Para o sociólogo e historiador Nelson Werneck Sodré, no entanto, a Internacional Comunista (IC) teve papel secundário na revolta. O autor considera que fatores internos como a agitação política nacional, o desgaste dos governos estaduais e central, as greves operárias e um erro de avaliação do PCB e de Luís Carlos Prestes sobre a real situação do país foram determinantes para desencadear os atos.
Importante salientar que parte da produção bibliográfica referente à 1935 aparece em estudos sobre o PCB, a Era Vargas, o Brasil nos anos 1930 ou bibliografias de personagens de grande projeção daquele contexto, como Prestes e o próprio Getúlio Vargas. As obras de Vianna e Sodré talvez sejam as mais completas que se dedicaram exclusivamente a analisar a insurreição.
Há ainda um extenso catálogo de livros de memórias escritos por testemunhas que vivenciaram aqueles acontecimentos, em grande maioria dividindo as trincheiras com os rebeldes ou simpatizando com as causas revolucionárias. Essas obras memorialistas ou autobiográficas, apesar de não seguirem o rigor científico de uma pesquisa histórica, são ricas em detalhes e ajudam a preencher algumas lacunas deixadas pela historiografia. Ainda que de forma involuntária, essas publicações também contribuem para abordar os dias de levante em Natal e Recife, uma vez que, em grande medida, a bibliografia sobre o tema privilegiou a análise da tentativa revolucionária no Rio de Janeiro.

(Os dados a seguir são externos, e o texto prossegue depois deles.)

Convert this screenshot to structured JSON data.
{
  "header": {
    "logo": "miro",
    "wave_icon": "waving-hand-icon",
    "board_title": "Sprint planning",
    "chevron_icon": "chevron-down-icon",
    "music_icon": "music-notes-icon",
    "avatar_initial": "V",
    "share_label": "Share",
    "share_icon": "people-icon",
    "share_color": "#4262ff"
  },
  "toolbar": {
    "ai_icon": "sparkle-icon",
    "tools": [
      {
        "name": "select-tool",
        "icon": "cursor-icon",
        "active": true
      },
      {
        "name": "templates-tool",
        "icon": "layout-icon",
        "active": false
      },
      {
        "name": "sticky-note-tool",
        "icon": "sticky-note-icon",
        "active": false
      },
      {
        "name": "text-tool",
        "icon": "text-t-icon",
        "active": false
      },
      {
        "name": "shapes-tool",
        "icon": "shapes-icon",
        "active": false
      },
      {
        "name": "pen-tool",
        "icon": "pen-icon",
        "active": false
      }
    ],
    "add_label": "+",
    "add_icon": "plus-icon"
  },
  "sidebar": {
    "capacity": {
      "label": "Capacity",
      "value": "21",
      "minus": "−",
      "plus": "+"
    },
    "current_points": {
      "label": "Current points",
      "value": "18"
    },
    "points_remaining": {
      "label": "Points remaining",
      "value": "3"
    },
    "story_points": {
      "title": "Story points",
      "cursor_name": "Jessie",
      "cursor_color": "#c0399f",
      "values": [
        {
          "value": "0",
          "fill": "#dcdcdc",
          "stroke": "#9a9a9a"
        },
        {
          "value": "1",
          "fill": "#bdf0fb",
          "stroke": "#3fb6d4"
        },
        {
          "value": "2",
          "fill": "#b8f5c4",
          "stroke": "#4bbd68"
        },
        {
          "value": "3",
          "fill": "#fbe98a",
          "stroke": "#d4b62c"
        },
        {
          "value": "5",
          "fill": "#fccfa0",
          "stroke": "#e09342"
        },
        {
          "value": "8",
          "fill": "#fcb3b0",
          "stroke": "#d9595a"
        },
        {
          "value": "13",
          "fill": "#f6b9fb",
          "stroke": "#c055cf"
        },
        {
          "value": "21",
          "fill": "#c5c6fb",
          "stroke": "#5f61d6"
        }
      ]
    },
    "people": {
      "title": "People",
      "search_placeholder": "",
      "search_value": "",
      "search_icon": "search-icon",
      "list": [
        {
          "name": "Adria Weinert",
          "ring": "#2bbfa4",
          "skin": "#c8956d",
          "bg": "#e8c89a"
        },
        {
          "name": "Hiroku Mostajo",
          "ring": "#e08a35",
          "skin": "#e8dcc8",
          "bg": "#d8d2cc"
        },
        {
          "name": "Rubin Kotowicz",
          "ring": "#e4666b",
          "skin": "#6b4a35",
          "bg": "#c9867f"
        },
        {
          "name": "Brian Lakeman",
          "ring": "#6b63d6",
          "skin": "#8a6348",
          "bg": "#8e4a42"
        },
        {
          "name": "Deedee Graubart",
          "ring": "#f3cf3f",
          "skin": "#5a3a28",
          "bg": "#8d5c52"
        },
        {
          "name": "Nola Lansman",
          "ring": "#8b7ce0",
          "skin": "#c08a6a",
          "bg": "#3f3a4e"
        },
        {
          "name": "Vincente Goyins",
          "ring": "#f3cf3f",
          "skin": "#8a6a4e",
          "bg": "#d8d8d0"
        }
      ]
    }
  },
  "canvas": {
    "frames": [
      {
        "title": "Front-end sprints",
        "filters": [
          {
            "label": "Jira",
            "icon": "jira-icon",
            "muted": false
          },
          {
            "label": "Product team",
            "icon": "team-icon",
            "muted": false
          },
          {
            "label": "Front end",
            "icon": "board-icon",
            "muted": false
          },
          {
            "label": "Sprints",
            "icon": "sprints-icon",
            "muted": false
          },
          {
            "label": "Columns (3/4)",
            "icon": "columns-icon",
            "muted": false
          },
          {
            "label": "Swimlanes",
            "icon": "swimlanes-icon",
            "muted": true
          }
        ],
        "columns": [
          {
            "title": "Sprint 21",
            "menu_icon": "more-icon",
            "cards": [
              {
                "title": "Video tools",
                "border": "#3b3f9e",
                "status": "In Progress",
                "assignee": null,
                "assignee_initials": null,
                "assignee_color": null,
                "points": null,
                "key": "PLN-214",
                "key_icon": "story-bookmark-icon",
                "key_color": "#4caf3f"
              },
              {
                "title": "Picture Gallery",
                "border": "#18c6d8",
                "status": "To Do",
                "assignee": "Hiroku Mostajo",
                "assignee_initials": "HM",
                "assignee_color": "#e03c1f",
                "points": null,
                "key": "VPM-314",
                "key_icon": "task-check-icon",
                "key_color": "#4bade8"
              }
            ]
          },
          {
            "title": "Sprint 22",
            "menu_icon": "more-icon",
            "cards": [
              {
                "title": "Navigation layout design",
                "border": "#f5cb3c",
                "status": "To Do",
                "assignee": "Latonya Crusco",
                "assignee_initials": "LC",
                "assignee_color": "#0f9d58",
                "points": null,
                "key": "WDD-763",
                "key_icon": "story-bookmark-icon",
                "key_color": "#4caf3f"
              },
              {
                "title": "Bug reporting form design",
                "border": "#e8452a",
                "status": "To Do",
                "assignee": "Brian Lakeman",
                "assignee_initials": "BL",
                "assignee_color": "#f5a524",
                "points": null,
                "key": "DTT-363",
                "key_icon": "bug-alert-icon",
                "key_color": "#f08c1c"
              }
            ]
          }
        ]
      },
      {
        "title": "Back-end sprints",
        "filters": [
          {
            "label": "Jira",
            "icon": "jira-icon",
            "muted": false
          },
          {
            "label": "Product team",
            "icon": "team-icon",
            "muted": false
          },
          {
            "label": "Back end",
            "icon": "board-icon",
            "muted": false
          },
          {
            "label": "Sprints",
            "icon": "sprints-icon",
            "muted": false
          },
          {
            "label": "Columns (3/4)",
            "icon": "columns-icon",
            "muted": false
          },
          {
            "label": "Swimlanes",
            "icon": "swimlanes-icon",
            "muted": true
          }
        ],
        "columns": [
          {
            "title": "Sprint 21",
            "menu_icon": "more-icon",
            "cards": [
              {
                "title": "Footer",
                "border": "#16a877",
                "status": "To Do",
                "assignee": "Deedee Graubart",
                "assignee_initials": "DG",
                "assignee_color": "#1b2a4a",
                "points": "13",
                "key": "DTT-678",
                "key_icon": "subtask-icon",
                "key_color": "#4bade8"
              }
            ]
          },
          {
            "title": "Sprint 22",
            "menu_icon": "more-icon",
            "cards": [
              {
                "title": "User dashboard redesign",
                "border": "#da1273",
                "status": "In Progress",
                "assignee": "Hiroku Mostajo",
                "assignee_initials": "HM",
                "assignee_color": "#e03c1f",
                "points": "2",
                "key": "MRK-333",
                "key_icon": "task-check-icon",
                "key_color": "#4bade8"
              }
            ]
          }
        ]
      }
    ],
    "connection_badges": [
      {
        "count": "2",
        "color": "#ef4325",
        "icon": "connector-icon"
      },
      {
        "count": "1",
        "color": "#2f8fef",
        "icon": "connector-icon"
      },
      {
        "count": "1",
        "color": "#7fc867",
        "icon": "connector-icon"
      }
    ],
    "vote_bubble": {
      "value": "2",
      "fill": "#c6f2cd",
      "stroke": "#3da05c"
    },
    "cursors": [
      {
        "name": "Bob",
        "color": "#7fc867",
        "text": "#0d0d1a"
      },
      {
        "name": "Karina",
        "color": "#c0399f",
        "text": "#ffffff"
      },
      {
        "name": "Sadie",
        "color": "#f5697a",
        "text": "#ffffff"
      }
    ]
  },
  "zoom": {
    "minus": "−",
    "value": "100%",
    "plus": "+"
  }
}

As discussões a respeito de 1935 devem ser revigoradas com as celebrações do centenário do PCB, a ser comemorado em março de 2022, tanto dentro da academia, quanto fora dela. No entanto, o certo é que mesmo com o passar dos anos e com uma bibliografia sólida sobre o assunto, a chamada “Intentona Comunista” ainda suscita debates acalorados e estimula pesquisadores a se debruçarem sobre seus motivos, peculiaridades e desdobramentos dentro do esforço de se entender o cenário político e social do Brasil no século XX.
Referências
COSTA, Homero. A insurreição comunista de 1935: Natal: o primeiro ato da tragédia. São Paulo/Natal: Ensaio/Cooperativa Cultural UFRN, 2015.
MOTTA, Rodrigo Patto Sá. Em guarda contra o perigo vermelho: o anticomunismo no Brasil (1917-1964). Niterói: Eduff, 2020.
SODRÉ, Nelson Werneck. A intentona comunista de 1935. Porto Alegre: Mercado Aberto, 1986.
VIANNA, Marly de Almeida Gomes. Revolucionários de 1935: sonho e realidade. São Paulo: Expressão Popular, 2007.